Elle sut pourtant me faire imaginer – presque revivre – l'époque de ce pont aérien caché au monde. Parmi les itinéraires parcourus ou rêvés de ma vie, l'Alsib fut l'un des premiers à inscrire en moi son espace et son vertige. Cinq mille kilomètres de l'Alaska jusqu'à Krasnoïarsk, au cœur de la Sibérie, une vingtaine d'aéroports posés sur le permafrost de la toundra et leurs noms, mystérieux comme ceux des étapes d'une quête: Fairbanks, Nome, Ouelkal, Omolon, Seïmtchan… La violence des vents arctiques qui renversaient les hommes et les traînaient sur la glace où la main ne trouvait rien à quoi se raccrocher. L'air, par moins soixante, dans lequel la bouche mordait comme dans une volée de lames de rasoir. Des escadrilles qui se relayaient, d'un aérodrome à l'autre, sans jours de repos, sans droit à la faiblesse, sans l'excuse des intempéries, des orages magnétiques, de la surcharge des avions. Les pistes d'atterrissage construites par les prisonniers des camps, les environs bosselés de leurs cadavres engivrés qu'on ne prenait pas la peine de compter. Le seul décompte portait sur le nombre d'avions conduits par chacun des pilotes: plus de trois cents pour Jacques Dorme, d'après la lettre de septembre 1944. Et, une addition plus discrète, le nombre d'aviateurs morts dans les crashs: plus d'une centaine, dont le sien, le jour de l'An 1945.

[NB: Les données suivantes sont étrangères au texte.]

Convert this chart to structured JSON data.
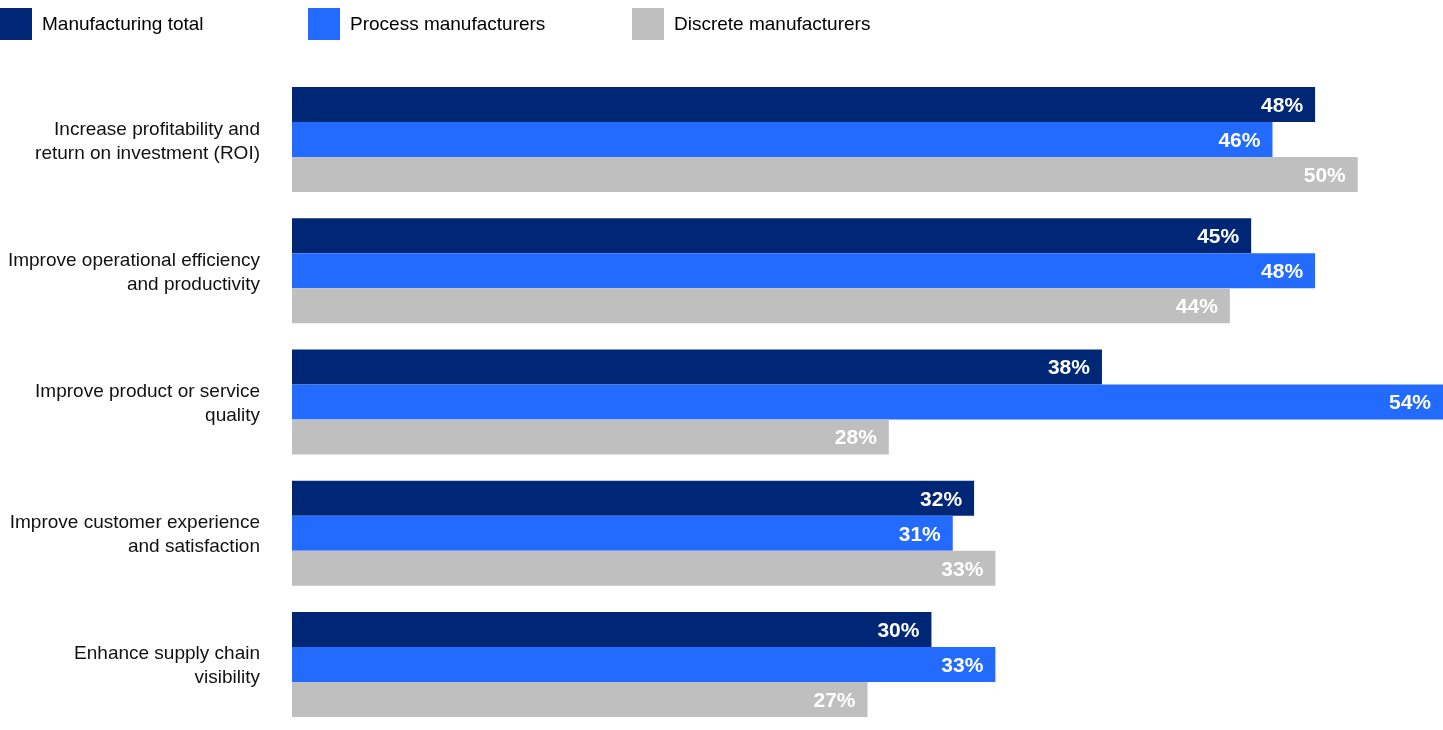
{
  "chart_data": {
    "type": "bar",
    "orientation": "horizontal",
    "legend": "top left",
    "categories": [
      "Increase profitability and return on investment (ROI)",
      "Improve operational efficiency and productivity",
      "Improve product or service quality",
      "Improve customer experience and satisfaction",
      "Enhance supply chain visibility"
    ],
    "series": [
      {
        "name": "Manufacturing total",
        "color": "#002776",
        "values": [
          48,
          45,
          38,
          32,
          30
        ],
        "value_labels": [
          "48%",
          "45%",
          "38%",
          "32%",
          "30%"
        ]
      },
      {
        "name": "Process manufacturers",
        "color": "#236bff",
        "values": [
          46,
          48,
          54,
          31,
          33
        ],
        "value_labels": [
          "46%",
          "48%",
          "54%",
          "31%",
          "33%"
        ]
      },
      {
        "name": "Discrete manufacturers",
        "color": "#bfbfbf",
        "values": [
          50,
          44,
          28,
          33,
          27
        ],
        "value_labels": [
          "50%",
          "44%",
          "28%",
          "33%",
          "27%"
        ]
      }
    ]
  }
}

Alexandra avait probablement deviné au-delà de ce que les lettres et les conversations ne lui en laissaient savoir. Elle n'était pas venue réveillonner avec des collègues cheminots le 31 décembre 1944. Une prescience patiente, sournoise l'étouffait. C'était comme une voix qui s'était tue là-bas, dans les confins glacés de la Sibérie, une voix qui ne répondait plus. Quand, quelques mois après, un ami de Jacques Dorme viendrait chez elle et lui apprendrait la vérité, elle n'oserait pas parler de ce pressentiment, de peur qu'il y voie «des superstitions de bonne femme». Elle m'en parlerait à moi, avec un petit sourire triste, et je rougirais, n'osant pas lui dire à quel point je la croyais, je croyais à chacune de ses paroles, et surtout à cette prémonition qui me prouvait la force avec laquelle ils s'étaient aimés.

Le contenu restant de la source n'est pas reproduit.